Hopes for Mideast peace are shared among several faith leaders
Friday evening conference gathers representatives of Jewish, Christian, Muslim faiths
July 2, 2010
A pre-assembly conference Friday on peace in the Middle East helped set the stage for the 219th General Assembly (2010) of the Presbyterian Church (U.S.A.).
“Shalom, Salaam, and Peace: One Hope, Two Peoples, Three Faith Traditions” brought together perspectives on the Middle East from diverse faiths practicing in context.
“We gather as a people of deep faith,” said the Rev. Dr.
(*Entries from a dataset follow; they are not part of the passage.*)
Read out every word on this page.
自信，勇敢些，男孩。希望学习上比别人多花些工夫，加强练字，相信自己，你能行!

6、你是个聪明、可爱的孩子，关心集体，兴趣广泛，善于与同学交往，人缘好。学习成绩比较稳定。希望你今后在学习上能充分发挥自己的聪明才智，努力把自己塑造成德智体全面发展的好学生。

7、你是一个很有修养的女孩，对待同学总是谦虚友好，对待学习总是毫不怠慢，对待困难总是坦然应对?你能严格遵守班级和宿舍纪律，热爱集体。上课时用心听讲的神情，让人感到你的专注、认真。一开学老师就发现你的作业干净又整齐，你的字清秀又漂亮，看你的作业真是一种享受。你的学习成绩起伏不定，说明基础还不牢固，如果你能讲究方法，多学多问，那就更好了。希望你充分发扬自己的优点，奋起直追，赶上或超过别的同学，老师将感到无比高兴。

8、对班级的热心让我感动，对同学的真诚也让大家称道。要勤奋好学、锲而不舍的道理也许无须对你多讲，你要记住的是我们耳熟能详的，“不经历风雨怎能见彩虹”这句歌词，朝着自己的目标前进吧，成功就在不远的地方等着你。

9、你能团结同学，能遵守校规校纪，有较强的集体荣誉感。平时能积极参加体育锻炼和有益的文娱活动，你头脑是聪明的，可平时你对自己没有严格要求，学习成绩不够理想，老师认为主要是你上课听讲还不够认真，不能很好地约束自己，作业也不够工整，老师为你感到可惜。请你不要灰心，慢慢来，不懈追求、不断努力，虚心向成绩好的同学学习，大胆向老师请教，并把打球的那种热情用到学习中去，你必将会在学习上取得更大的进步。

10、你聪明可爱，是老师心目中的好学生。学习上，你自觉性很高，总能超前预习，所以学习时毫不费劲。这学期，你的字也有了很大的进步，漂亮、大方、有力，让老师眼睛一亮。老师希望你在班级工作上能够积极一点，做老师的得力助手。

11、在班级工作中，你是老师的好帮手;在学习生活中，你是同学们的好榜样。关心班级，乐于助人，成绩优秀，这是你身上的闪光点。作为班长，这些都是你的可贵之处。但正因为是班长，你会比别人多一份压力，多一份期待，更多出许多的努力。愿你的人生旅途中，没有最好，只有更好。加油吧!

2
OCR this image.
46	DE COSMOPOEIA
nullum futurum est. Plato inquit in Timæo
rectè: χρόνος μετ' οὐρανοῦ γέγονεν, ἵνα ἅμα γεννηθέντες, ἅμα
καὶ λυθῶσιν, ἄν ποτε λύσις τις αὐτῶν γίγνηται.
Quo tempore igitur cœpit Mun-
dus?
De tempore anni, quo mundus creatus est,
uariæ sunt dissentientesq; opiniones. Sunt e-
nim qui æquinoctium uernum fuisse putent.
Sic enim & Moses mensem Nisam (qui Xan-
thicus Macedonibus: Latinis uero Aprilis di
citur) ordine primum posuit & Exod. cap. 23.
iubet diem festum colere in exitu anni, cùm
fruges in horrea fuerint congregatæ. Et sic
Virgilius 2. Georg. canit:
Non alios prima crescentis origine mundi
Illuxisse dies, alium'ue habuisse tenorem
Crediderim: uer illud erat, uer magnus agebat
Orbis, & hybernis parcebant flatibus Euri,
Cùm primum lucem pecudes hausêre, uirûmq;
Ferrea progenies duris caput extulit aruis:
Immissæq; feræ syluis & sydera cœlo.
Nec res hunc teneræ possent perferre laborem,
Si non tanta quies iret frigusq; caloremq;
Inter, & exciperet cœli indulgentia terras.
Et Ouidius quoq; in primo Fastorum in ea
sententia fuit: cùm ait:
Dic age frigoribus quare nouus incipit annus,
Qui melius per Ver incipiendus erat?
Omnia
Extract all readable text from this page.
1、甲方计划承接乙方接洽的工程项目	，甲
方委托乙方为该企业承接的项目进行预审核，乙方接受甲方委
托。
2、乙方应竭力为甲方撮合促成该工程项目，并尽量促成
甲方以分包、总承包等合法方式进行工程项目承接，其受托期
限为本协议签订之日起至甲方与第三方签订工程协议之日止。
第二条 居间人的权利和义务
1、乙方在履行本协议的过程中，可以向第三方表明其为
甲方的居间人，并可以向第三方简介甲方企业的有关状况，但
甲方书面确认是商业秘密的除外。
Ronald L. Shive, chairperson of the Middle East Study Committee (MESC). “We gather as a people who have a persistent hope for a just peace in the Middle East.”
The purpose of the conference was to discuss the conflict from three faith traditions (Jewish, Muslim and Christian) who are bound together and who have strong traditions, including social justice, said Shive, pastor of First Presbyterian Church in Burlington, N.C., in Salem Presbytery.
The evening event was sponsored by the MESC. The committee was authorized by the 218th General Assembly (2008) “to prepare a comprehensive study, with recommendations, that is focused on Israel/Palestine within the complex context of the Middle East” and to report back to the 219th General Assembly (2010).
The committee’s 172-page report with recommendations is entitled “Breaking Down the Walls” and will come before the GA’s Middle East Peacemaking Issues Committee.
In addition to presentations by speakers, the pre-assembly gathering included a dialogue between the presenters, a question-and-answer session with attendees and dinner.
Avraham Burg, who formerly served as a member and speaker of the Knesset, as an Israeli Cabinet minister and as chairperson of Jewish Agency for Israel, opened the discussion. Among his points was that a competition has developed between Israelis and Palestinians over who has suffered more traumas.
On one side, “We are always the eternal victims,” Burg said. Yet at the same time, the other side talks about humiliating occupation, the effects of colonialism and other traumas, he added.
Instead of respecting the pain of the other, the parties negate it, he said. They “do not recognize the suffering of the other.”
Yet if the attitude is warm and embracing, “I believe that something else can come out of it,” Burg said.
The first stage, he said, must be recognition of the situation, which includes acknowledging a responsibility for the problems of Palestinian refugees. Action must be taken by the civil society to encourage political change.
There also must be a move from “trauma to trust,” Burg urged. “There are people out there ... who are my partners.”
“We need a different paradigm,” he said.
The Rev. Mitri Raheb, the second presenter at the conference and a Palestinian Christian, shared candidly about the plight of Palestinians. His own teenage daughter had to be smuggled into Jerusalem after being denied a permit to enter. The high school student needed to apply for a visa to the United States, where she had been granted a scholarship to study.
“We cannot even move within our own country,” said the pastor of the Evangelical Lutheran Christmas Church in Bethlehem, West Bank, and founder and president of the Diyar Consortium and International Center of Bethlehem.
The West Bank is being converted into “Swiss cheese” where Israel gets the cheese and Palestinians are pushed behind walls into the holes, said Raheb, who said he looks outside every day to see settlements encroaching into Bethlehem.
“The facts on the ground, they speak much louder than all of these peace talkers,” he said. “The conflict is not a philosophical conflict ... it’s existential.”
Ironically, one of the three speakers scheduled to participate, Palestinian Muslim Dr. Allam Jarrar, was not able to attend because he was not given an opportunity for a visa interview at the United States consulate in Jerusalem, meeting attendees were told.
However, in printed comments for the conference, Jarrar reiterated some of the principles that have guided Palestinians’ efforts toward comprehensive and permanent peace.
“Peace requires respect for the sovereignty, territorial integrity and political independence of both nations and their right to live in peace within secure and recognized boundaries, free from threats or acts of violence or force,” he wrote.
Further, he wrote, “A sustainable peace should be based on justice and equality.”
Raheb said Israel’s implementation in Palestine of a system of segregation, building walls in order to keep the best resources, and creating reservations mirroring those used in the U.S. with American Indians “are actually making peace totally impossible.”
The reality is depressing, Raheb acknowledged. Still, “because of the deadlock, we have to speak out ... to speak words of faith, hope and love.”
“There is so much to be done,” he said. The Middle East Study Committee report, Raheb said, “is for me a sign of hope.”
One of the options he discussed was creative, nonviolent resistance – specifically the use of boycotting as a tool, mentioned in a document Raheb and other Palestinian Christians authored.
While Burg shunned boycotting, he offered his own participation in a mass hunger strike at the separation barrier as a nonviolent option.
“This is real Ghandi-style civil disobedience,” Burg said.